Said Alhas: “They are killing our Circassian brothers in Syria. I am carrying out this protest in the name of not remaining silent about these deaths. I have siblings, relatives and friends in Syria. All around the world, the Circassians have no one backing them, and despite the fact that they do not take sides in war, they are the ones who are in the greatest pain.” Wearing traditional Circassian clothing as he carried out his protest, Alhas’ goal was to attract attention to a problem that has been overshadowed in Syria by other events.
And so now, aside from Syrians of Sunni Arab descent, Syrian Circassians have also begun to flow into Turkey. Other than Turkey, Syrian Circassians tend to also go to Jordan, where they have many relatives. There are also Syrian Circassians who have begun to move to the Russian Federation (Adygea and Kabardino-Balkaria republics), as well as to the United Arab Emirates, Lebanon, the US and various EU countries. One significant dimension to the flight of the Syrian Circassians from Syria is that, as a part of their traditional character, they tend to be very connected to wherever they are residing. They do not generally flee from the countries where they are citizens; instead, they will stay, defending the state structure until the very end. And so, the growing numbers of Syrian Circassian citizens who are leaving Syria for other countries, not to mention the significant numbers of Syrian Circassian youth who are joining the flanks of the Syrian opposition forces, are new signs that the Bashar al-Assad regime is reaching its final stages.
The settlement of Circassians in Syria took place in two different stages. The first stage was after 1864, when they came straight to Syria from the Northern Caucuses. The second stage was after the 1877-1878 Ottoman-Russian war, when they came via the Balkans to Syria. When Hatay was added to the lands of the Turkish Republic in 1939, years after the collapse of the Ottoman Empire, some Circassians became a part of Hatay, while others remained within Syrian borders. The majority of Circassians in Syria could be found living in and around the Golan Heights, Transjordan, Hama, Homs and Aleppo. The final group of Circassians to migrate to Syria came after World War II. Today in Syria there are somewhere between 90,000 and 100,000 Circassians, living mostly in Damascus, Aleppo and Humus. In short, the Circassians are a part of Syrian society.
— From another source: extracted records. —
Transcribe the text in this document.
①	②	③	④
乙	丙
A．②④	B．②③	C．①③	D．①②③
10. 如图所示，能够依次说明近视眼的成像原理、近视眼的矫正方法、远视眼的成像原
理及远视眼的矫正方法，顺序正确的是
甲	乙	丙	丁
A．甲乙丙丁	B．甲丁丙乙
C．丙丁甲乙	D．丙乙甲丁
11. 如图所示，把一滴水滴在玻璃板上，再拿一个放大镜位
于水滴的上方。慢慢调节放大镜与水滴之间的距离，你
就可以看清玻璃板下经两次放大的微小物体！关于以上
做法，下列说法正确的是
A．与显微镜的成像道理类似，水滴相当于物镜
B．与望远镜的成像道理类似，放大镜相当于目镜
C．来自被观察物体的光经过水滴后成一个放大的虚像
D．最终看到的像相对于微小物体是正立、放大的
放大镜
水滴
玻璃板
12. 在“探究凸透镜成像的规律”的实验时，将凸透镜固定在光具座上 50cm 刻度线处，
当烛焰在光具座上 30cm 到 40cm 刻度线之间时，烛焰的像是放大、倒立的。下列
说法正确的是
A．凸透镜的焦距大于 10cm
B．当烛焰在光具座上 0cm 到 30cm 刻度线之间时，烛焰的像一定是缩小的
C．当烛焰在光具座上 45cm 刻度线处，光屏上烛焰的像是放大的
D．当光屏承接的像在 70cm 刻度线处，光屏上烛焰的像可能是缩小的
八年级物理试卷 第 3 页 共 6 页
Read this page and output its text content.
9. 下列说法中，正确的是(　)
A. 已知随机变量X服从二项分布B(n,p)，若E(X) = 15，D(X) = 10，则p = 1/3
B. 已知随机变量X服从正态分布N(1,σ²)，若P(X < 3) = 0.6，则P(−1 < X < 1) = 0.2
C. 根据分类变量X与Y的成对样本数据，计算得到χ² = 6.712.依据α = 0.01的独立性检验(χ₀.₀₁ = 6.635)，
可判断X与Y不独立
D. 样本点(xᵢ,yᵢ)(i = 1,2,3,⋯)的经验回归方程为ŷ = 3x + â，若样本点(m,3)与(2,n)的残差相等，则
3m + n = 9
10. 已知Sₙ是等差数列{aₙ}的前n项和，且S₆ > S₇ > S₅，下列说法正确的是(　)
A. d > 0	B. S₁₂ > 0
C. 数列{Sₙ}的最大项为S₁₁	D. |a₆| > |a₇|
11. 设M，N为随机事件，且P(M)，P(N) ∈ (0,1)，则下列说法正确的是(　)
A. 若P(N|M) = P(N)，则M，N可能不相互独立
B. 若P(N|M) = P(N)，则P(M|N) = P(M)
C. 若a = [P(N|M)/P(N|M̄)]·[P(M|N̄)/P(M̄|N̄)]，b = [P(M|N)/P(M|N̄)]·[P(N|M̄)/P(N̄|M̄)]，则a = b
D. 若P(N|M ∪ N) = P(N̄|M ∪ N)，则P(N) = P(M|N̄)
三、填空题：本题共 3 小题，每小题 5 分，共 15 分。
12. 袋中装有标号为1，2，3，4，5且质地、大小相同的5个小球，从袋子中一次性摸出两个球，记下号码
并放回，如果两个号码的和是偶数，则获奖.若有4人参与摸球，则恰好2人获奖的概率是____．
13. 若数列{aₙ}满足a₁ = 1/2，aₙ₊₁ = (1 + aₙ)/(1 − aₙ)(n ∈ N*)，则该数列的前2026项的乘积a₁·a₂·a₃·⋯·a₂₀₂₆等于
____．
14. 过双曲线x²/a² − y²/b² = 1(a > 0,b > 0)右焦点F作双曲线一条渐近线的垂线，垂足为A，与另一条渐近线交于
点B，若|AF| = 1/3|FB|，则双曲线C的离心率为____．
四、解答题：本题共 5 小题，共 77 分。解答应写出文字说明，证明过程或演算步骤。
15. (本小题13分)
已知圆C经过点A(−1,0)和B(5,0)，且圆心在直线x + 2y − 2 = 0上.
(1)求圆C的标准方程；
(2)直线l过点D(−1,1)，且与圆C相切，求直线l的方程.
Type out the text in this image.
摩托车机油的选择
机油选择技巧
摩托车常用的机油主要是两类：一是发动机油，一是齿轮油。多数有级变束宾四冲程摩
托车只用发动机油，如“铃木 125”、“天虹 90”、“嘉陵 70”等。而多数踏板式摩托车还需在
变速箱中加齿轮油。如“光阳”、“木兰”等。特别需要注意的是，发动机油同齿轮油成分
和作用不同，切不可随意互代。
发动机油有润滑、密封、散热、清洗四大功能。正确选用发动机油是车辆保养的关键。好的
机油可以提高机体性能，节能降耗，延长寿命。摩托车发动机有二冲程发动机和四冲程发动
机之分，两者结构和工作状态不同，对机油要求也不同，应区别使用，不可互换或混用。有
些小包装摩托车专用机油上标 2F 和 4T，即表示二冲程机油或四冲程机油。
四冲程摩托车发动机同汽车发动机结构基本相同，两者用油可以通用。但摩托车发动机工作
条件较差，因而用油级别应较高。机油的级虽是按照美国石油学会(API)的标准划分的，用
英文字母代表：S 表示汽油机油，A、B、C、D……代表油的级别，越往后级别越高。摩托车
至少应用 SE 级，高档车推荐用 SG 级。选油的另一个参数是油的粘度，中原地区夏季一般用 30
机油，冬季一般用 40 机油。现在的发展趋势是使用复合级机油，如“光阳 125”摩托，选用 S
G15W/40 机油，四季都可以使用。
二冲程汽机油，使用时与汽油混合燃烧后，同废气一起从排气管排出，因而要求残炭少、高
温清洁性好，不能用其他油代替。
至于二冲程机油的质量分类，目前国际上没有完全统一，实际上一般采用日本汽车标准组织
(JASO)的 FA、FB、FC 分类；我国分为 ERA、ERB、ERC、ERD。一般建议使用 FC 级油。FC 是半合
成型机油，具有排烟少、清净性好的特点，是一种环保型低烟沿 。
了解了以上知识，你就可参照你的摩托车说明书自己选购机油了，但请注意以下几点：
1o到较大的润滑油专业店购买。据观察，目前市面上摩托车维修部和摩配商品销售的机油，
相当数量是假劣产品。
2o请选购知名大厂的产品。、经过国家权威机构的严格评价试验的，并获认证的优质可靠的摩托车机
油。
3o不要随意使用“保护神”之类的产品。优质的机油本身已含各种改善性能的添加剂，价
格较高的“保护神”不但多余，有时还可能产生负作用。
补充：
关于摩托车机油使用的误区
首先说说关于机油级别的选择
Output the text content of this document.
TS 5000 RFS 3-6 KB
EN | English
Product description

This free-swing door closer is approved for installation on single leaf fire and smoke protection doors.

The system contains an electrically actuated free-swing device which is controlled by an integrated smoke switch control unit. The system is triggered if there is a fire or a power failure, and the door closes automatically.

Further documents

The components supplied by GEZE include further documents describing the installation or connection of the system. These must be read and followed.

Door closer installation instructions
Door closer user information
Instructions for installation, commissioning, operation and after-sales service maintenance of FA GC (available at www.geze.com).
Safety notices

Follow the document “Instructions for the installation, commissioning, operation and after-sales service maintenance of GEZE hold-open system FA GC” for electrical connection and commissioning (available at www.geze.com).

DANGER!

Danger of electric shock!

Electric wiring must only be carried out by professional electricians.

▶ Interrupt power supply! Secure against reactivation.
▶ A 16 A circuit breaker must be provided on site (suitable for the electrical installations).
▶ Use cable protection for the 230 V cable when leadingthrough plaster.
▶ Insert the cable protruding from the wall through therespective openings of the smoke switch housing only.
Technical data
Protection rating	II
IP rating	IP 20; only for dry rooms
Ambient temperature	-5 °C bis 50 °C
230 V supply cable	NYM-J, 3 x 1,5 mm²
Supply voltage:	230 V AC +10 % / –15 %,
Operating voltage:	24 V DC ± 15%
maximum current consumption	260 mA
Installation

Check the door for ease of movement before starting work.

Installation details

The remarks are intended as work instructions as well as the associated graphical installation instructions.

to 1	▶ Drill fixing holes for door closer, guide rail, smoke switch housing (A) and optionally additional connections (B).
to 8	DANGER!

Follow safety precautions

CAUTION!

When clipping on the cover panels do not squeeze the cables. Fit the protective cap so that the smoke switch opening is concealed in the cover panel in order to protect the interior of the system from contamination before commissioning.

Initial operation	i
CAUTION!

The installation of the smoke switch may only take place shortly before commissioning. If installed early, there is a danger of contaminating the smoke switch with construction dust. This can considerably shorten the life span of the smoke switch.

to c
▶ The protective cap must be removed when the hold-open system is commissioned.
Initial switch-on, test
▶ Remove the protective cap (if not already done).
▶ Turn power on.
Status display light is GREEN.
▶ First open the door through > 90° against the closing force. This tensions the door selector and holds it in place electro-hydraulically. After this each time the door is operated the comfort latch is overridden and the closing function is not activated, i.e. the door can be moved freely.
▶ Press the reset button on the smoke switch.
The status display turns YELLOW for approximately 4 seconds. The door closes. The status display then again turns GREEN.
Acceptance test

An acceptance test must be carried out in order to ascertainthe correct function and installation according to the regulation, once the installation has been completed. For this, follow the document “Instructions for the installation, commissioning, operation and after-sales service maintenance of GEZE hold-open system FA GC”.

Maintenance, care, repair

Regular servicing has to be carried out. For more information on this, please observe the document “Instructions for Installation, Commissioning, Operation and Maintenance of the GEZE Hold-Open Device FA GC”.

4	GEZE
Even though the Circassians in Syria have tried to remain neutral, they were forced in the end to take sides in the recent conflict. At the start of November, when opposition forces took shelter in the Circassian village of Marj as-Sultan, Assad’s forces bombed the village. All 2,500 people living in the village were forced to flee, with villagers heading mostly to the nearby Circassian village of Qudsiyyah, and some going to the Circassian district in Damascus called Rukn-Eddin. Rukn-Eddin is, in itself, a city district composed largely of Circassians who came from the Golan Heights during the Arab-Israeli war.
As of July 2012, more and more Circassian Syrians are taking shelter in Turkey. Most of them are heading for Reyhanlı, where they have relatives. In fact, there are around 1,000 Circassians with Turkish citizenship living in and around Reyhanlı. Families who have moved to Reyhanlı are being supported by the Reyhanlı Çerkes Derneği (Adige Hase), or the Reyhanlı Circassian Association. Under the leadership of association president Uğur Pihava, the Syrian Crisis Committee was even formed. This committee helps those who have fled Syria settle into new homes. The network of support created by the committee helps people receive electricity, water, heating and food needs.
And so the false borders of World War I are melting on the Reyhanlı-Syria axis. As for Reyhanlı, it is just grateful to be able to help its Syrian relatives.